In China, for example, a hotel maid could simply install a file on a guest’s computer. To make things “even easier,” a hotel employee could steal information through a guest’s use of the hotel’s internet service, according to Bowman.
Before the Olympics in 2008, officials from the Director of National Intelligence’s office held private meetings with up to 30 Chief Executive Officers from the nation’s biggest companies, demonstrating to them “how easy it is” to hack into a cell phone or a laptop, Bowman said.
U.S. intelligence officials successfully persuaded some key executives to leave their laptops behind and take disposable cell phones, according to Bowman.
Bowman said he was unaware of any serious incidents or espionage activities during the Olympic Games in Beijing, which were also mentioned as a “high-threat environment” in the 2008 intelligence report to Congress.
While Bowman said economic espionage is the greatest threat facing Americans who might travel to the World’s Expo, he said countries hosting global events may also try to recruit new spies.
It’s unclear exactly how common it is for an American to be recruited or “assessed” while traveling overseas, but it has happened before.
In November 2009, a former high-ranking State Department intelligence official and his wife, both in their early 70s, pleaded guilty to aiding the Cuban government for nearly 30 years.

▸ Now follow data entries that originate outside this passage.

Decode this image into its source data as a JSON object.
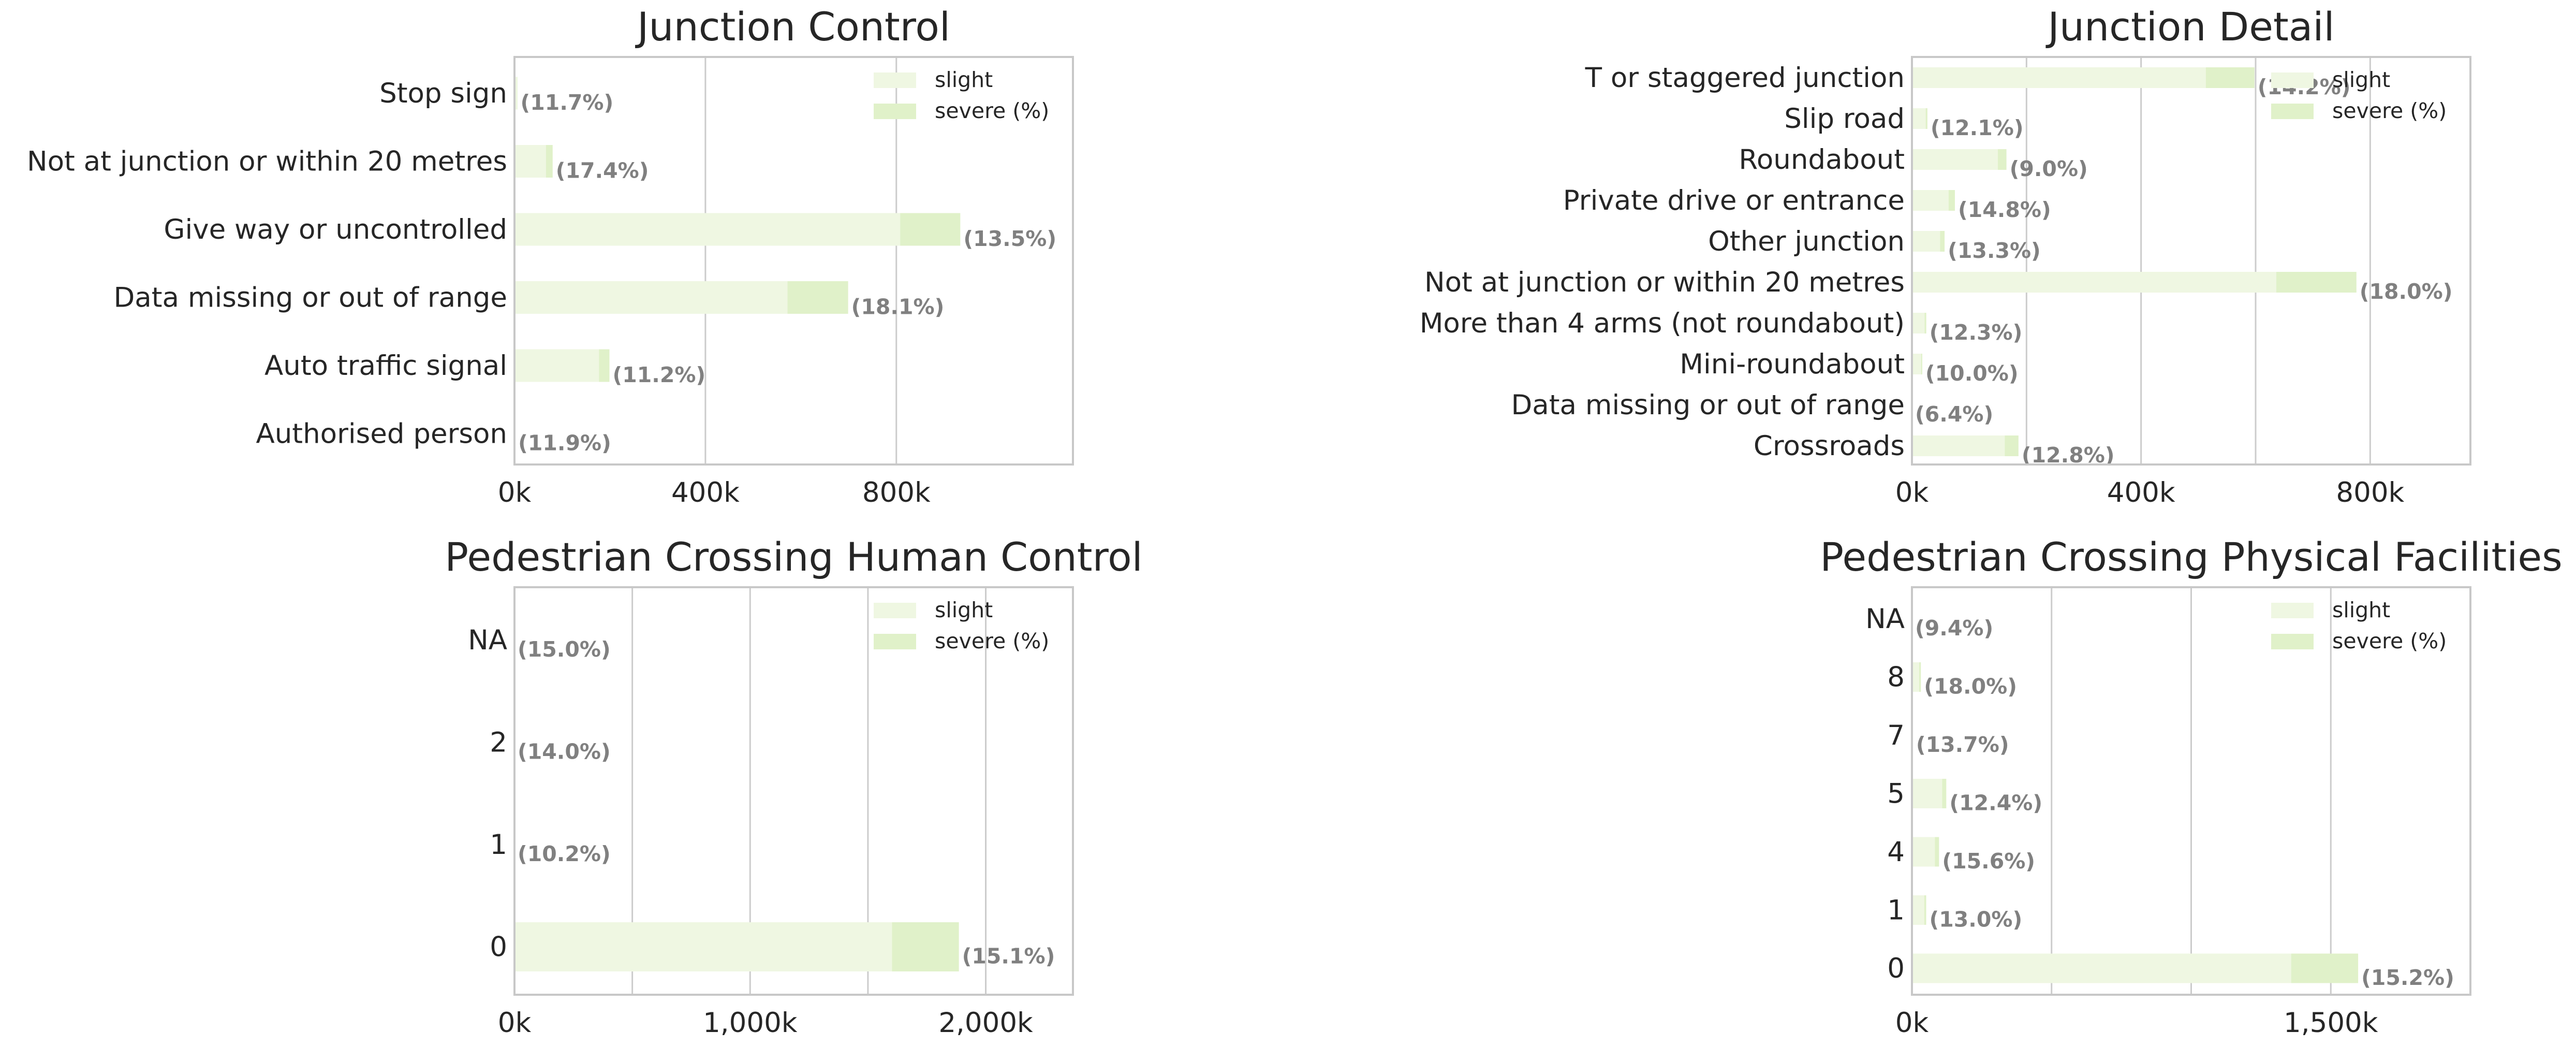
{
  "colors": {
    "slight": "#eff7e2",
    "severe": "#e0f1c9",
    "grid": "#cccccc",
    "frame": "#c8c8c8",
    "pct_text": "#808080"
  },
  "chart_data": [
    {
      "type": "bar",
      "orientation": "horizontal",
      "stacked": true,
      "title": "Junction Control",
      "categories": [
        "Stop sign",
        "Not at junction or within 20 metres",
        "Give way or uncontrolled",
        "Data missing or out of range",
        "Auto traffic signal",
        "Authorised person"
      ],
      "series": [
        {
          "name": "slight",
          "values": [
            5000,
            66000,
            808000,
            572000,
            177000,
            1000
          ]
        },
        {
          "name": "severe (%)",
          "values": [
            1000,
            14000,
            126000,
            127000,
            22000,
            200
          ]
        }
      ],
      "severe_pct_labels": [
        "(11.7%)",
        "(17.4%)",
        "(13.5%)",
        "(18.1%)",
        "(11.2%)",
        "(11.9%)"
      ],
      "xlim": [
        0,
        1170000
      ],
      "xticks": [
        0,
        400000,
        800000
      ],
      "xtick_labels": [
        "0k",
        "400k",
        "800k"
      ],
      "grid": [
        0,
        400000,
        800000
      ],
      "legend": {
        "placement": "top-right",
        "labels": [
          "slight",
          "severe (%)"
        ]
      }
    },
    {
      "type": "bar",
      "orientation": "horizontal",
      "stacked": true,
      "title": "Junction Detail",
      "categories": [
        "T or staggered junction",
        "Slip road",
        "Roundabout",
        "Private drive or entrance",
        "Other junction",
        "Not at junction or within 20 metres",
        "More than 4 arms (not roundabout)",
        "Mini-roundabout",
        "Data missing or out of range",
        "Crossroads"
      ],
      "series": [
        {
          "name": "slight",
          "values": [
            513000,
            24000,
            150000,
            64000,
            49000,
            636000,
            22000,
            16000,
            0,
            162000
          ]
        },
        {
          "name": "severe (%)",
          "values": [
            85000,
            3000,
            15000,
            11000,
            8000,
            140000,
            3000,
            2000,
            0,
            24000
          ]
        }
      ],
      "severe_pct_labels": [
        "(14.2%)",
        "(12.1%)",
        "(9.0%)",
        "(14.8%)",
        "(13.3%)",
        "(18.0%)",
        "(12.3%)",
        "(10.0%)",
        "(6.4%)",
        "(12.8%)"
      ],
      "xlim": [
        0,
        975000
      ],
      "xticks": [
        0,
        400000,
        800000
      ],
      "xtick_labels": [
        "0k",
        "400k",
        "800k"
      ],
      "grid": [
        0,
        200000,
        400000,
        600000,
        800000
      ],
      "legend": {
        "placement": "top-right",
        "labels": [
          "slight",
          "severe (%)"
        ]
      }
    },
    {
      "type": "bar",
      "orientation": "horizontal",
      "stacked": true,
      "title": "Pedestrian Crossing Human Control",
      "categories": [
        "NA",
        "2",
        "1",
        "0"
      ],
      "series": [
        {
          "name": "slight",
          "values": [
            0,
            0,
            0,
            1602000
          ]
        },
        {
          "name": "severe (%)",
          "values": [
            0,
            0,
            0,
            284000
          ]
        }
      ],
      "severe_pct_labels": [
        "(15.0%)",
        "(14.0%)",
        "(10.2%)",
        "(15.1%)"
      ],
      "xlim": [
        0,
        2370000
      ],
      "xticks": [
        0,
        1000000,
        2000000
      ],
      "xtick_labels": [
        "0k",
        "1,000k",
        "2,000k"
      ],
      "grid": [
        0,
        500000,
        1000000,
        1500000,
        2000000
      ],
      "legend": {
        "placement": "top-right",
        "labels": [
          "slight",
          "severe (%)"
        ]
      }
    },
    {
      "type": "bar",
      "orientation": "horizontal",
      "stacked": true,
      "title": "Pedestrian Crossing Physical Facilities",
      "categories": [
        "NA",
        "8",
        "7",
        "5",
        "4",
        "1",
        "0"
      ],
      "series": [
        {
          "name": "slight",
          "values": [
            0,
            26000,
            3000,
            108000,
            82000,
            44000,
            1358000
          ]
        },
        {
          "name": "severe (%)",
          "values": [
            0,
            6000,
            500,
            15000,
            15000,
            7000,
            240000
          ]
        }
      ],
      "severe_pct_labels": [
        "(9.4%)",
        "(18.0%)",
        "(13.7%)",
        "(12.4%)",
        "(15.6%)",
        "(13.0%)",
        "(15.2%)"
      ],
      "xlim": [
        0,
        2000000
      ],
      "xticks": [
        0,
        1500000
      ],
      "xtick_labels": [
        "0k",
        "1,500k"
      ],
      "grid": [
        0,
        500000,
        1000000,
        1500000,
        2000000
      ],
      "legend": {
        "placement": "top-right",
        "labels": [
          "slight",
          "severe (%)"
        ]
      }
    }
  ]
}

Three decades earlier, in December 1978, Walter Kendall Myers, then a State Department employee with an affinity for Cuba, visited the communist country for two weeks.
That trip “provided [Cuban intelligence] with the opportunity to assess and or develop Kendall Myers as a Cuban agent,” according to court documents filed by the FBI.

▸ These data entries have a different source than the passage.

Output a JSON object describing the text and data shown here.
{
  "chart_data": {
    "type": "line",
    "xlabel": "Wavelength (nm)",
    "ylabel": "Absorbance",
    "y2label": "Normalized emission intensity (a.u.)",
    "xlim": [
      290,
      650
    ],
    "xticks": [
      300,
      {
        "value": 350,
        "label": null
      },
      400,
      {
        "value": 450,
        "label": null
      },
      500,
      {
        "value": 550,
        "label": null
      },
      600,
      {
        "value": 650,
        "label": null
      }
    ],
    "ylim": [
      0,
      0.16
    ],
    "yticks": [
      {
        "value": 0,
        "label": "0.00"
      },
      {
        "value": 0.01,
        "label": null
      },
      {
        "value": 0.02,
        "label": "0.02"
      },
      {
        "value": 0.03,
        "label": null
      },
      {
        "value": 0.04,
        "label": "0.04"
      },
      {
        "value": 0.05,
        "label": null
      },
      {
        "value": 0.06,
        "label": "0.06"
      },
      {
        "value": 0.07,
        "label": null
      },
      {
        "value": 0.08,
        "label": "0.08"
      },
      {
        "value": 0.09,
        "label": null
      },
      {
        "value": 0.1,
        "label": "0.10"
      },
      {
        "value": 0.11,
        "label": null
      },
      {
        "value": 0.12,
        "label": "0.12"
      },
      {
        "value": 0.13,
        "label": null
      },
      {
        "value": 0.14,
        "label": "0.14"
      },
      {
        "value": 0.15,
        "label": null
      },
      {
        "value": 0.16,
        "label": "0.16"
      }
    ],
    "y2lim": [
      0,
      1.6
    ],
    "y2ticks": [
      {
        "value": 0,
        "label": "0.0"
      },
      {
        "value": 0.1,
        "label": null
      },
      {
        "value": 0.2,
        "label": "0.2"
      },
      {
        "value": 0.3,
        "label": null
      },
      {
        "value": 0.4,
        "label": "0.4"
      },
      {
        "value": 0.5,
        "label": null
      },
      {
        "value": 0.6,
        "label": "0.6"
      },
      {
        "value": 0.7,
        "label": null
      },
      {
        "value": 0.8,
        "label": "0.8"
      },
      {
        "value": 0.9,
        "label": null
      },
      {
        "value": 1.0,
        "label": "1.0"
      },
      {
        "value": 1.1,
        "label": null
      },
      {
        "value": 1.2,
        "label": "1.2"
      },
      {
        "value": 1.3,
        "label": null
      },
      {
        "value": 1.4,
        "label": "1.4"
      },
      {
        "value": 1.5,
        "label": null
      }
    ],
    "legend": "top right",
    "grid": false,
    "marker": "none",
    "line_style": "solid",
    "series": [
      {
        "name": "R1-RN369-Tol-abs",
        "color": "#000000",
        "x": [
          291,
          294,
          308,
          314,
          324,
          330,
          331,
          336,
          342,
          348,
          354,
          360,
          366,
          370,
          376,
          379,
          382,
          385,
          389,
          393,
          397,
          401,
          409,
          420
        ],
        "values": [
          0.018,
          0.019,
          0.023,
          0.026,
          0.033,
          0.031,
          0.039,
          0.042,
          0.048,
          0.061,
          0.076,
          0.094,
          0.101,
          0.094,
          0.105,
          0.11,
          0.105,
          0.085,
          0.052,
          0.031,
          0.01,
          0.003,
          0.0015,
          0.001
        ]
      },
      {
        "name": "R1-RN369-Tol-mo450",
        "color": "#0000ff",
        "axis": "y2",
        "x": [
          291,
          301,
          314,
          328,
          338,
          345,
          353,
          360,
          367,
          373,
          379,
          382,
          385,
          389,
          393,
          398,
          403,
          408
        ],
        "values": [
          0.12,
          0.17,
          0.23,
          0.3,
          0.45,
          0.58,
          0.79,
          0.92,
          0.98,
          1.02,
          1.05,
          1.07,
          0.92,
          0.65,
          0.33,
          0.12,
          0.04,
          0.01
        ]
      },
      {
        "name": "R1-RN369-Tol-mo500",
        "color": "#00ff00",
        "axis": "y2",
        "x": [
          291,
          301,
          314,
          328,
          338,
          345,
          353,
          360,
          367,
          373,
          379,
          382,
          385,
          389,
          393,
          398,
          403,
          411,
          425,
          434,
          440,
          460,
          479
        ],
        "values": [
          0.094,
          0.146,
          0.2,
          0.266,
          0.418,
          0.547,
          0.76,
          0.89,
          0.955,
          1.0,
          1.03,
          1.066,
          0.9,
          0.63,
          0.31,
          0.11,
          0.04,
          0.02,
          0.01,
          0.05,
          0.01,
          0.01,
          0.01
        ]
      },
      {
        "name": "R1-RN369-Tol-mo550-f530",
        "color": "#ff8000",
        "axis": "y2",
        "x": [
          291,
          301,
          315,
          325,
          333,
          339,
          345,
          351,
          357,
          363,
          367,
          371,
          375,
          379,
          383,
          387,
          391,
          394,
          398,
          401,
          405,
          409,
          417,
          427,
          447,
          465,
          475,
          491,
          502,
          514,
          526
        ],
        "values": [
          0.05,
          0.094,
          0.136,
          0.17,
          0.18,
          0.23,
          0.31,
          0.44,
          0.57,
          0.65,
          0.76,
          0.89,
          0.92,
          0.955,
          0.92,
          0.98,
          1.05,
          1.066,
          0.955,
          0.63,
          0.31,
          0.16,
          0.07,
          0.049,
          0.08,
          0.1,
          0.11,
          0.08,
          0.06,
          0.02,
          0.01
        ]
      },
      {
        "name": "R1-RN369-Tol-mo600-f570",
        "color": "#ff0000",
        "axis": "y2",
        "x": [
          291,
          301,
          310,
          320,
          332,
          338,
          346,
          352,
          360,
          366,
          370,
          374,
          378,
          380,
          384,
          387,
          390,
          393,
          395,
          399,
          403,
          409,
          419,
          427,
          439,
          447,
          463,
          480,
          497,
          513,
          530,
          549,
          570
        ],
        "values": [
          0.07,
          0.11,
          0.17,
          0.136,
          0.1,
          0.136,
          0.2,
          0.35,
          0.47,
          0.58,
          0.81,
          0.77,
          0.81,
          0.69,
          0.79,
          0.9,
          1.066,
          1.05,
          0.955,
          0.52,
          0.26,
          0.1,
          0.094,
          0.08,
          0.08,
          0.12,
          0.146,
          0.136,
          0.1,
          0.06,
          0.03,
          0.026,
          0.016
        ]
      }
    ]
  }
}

As for China, a federal law enforcement official who deals with intelligence matters said the nation “continues to pose a threat,” particularly an economic espionage threat, and a State Department official said the U.S. government has “concerns for all Americans traveling to China under all circumstances.”
“Although the Expo may concentrate more business people together during a short time period, that does not change the risk,” said the State Department official, who spoke on the condition of anonymity.
But, the official said, Americans from U.S. firms have likely taken precautions, since “most of those companies have been doing business in China for years and know the drill.”
In addition, the State Department’s Overseas Advisory Council warns and educates private businesses about potential threats and methods for protecting sensitive information.
China has spent $45 billion to host the World’s Expo, which opens Friday night with a ceremony and fireworks display.
The United States has spent more than $60 million to participate and build a pavilion representing America, with financial support from several major U.S. companies, including Boeing, PepsiCo, General Electric, and Proctor and Gamble.
In a letter to the American Chamber of Commerce in Shanghai, U.S. Secretary of State Hillary Clinton said it is “crucial for the United States to be present” and support the Expo’s environmental theme of “Better City, Better Life.”
Meanwhile, the World Expo’s promotional video said China “loves international communication and world peace.”
“Because China is undergoing a reform and opening process, it needs to expand exchanges and learn from the development experiences of other countries by hosting this successful and unforgettable World Expo,” the video said.
In fact, China is likely to become the world’s second largest economy later this year, according the U.S. intelligence community’s annual threat assessment for 2010.
Presenting the assessment to Congress in February, Director of National Intelligence Dennis Blair noted that China has played a “central role” in the response to the global economic crisis.
“[China] has served as one of the key engines for global recovery, reinforcing perceptions of its increasing economic and diplomatic influence,” he said.
Fox News requested comment for this article from the Chinese Embassy in Washington, but no response was provided.